The multiple-entry tourist visa is valid for one year from the date of issuance, and the permissible period of stay is 90 days.
Updated On – 09:40 PM, Sun – 11 December 22
Jeddah: A 62-year-old Hyderabadi woman was recently stopped by officials at the King Khalid International Airport in Riyadh. Shocked over the unexpected development, she was told that she had overstayed and violated visa rules and was sent back from the airport without being allowed to board a Hyderabad-bound flight.
She was one of scores of such Indians who landed in trouble without knowing procedures and rules of tourist visas. The woman’s husband had arranged a tourist visa for her from a traveling agent in Hyderabad instead of applying for a family visit visa. Like her, every day there are some hundreds of Indians reaching Saudi Arabia after the kingdom recently eased its tourist and visiting visa process.
At the same time, some Indians are misusing the easily available tourist visas include those working in the IT sector, to land jobs in the Kingdom apart many skilled youth coming scouting for job opportunities.
The multiple-entry tourist visa is valid for one year from the date of issuance, and the permissible period of stay is 90 days. A single-entry tourist visa is valid for three months from the date of issuance, and the permissible period of stay is 30 days. The grey area for many Indians is the validity of visa and period of stay, which many fail to understand and land in trouble by exceeding the period of stay. Indians arriving on tourist visas were under the notion that the visa validity would be for one year for multiple entry and are staying accordingly. They leave Saudi Arabia before 90 days to neigbouring countries such as Bahrain and Jordan and enter again to stay for a further period.
“This is where most of these visitors commit a blunder,” said Muzammil Shaikh, a Telugu NRI activist in Riyadh, who handles several such cases.

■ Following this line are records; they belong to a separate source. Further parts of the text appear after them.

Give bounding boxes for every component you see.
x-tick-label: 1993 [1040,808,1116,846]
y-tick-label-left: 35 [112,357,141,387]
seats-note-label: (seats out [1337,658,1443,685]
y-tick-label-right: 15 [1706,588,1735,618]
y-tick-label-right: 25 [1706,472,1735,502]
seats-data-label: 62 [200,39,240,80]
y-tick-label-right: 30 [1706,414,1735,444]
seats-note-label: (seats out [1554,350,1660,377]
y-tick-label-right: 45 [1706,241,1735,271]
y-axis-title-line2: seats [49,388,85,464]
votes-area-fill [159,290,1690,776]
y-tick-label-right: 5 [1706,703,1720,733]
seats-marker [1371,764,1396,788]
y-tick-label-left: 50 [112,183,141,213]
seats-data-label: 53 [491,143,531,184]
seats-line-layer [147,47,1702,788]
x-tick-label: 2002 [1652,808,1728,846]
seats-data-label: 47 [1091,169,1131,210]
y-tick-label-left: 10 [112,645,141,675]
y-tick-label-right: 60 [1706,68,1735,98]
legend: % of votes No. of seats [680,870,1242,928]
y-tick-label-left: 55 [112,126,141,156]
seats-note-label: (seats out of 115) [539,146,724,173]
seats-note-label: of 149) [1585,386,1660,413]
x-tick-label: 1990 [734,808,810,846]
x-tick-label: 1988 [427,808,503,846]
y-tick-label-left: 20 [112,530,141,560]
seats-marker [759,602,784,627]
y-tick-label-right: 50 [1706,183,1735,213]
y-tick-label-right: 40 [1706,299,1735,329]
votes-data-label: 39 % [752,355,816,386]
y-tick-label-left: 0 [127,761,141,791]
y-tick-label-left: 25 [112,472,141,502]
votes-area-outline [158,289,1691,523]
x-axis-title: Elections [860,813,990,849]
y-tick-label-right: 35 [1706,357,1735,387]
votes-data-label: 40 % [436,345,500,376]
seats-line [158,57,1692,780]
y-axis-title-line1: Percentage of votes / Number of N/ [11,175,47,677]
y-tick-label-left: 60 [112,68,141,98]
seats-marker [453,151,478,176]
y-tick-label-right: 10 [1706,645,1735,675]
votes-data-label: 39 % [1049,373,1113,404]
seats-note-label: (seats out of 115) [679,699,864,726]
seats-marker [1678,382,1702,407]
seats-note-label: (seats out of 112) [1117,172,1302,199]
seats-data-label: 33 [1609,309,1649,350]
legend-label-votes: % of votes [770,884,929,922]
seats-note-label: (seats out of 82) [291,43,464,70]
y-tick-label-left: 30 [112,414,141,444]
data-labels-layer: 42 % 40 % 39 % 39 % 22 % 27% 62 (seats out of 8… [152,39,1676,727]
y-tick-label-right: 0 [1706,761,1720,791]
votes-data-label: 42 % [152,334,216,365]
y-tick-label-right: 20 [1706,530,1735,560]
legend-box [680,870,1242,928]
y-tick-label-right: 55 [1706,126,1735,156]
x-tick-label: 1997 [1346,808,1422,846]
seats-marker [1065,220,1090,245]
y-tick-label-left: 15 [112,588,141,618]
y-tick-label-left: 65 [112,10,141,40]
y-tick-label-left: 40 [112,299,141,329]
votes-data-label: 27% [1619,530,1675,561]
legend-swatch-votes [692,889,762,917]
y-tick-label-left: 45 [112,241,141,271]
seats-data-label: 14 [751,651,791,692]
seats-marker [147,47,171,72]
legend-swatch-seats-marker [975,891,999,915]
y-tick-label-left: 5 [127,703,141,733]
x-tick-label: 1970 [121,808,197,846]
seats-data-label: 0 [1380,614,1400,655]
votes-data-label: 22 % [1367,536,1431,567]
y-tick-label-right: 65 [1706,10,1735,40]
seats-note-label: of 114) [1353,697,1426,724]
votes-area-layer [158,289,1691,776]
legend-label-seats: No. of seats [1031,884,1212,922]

Many Indians were stranded in Saudi Arabia for overstaying beyond 90 days and were struggling to pay hefty fines. Unlike family visit visas, tourist visas are not extendable after 90 days even if the holder leaves the Kingdom and enters again, he added. The total period of stay should not exceed 90 days.
Saudi Arabia has hit headlines with its goal of attracting 100 million visitors by 2030 as part of the Vision 2030 reform agenda intended to diversify the oil-dependent economy and open up to the world.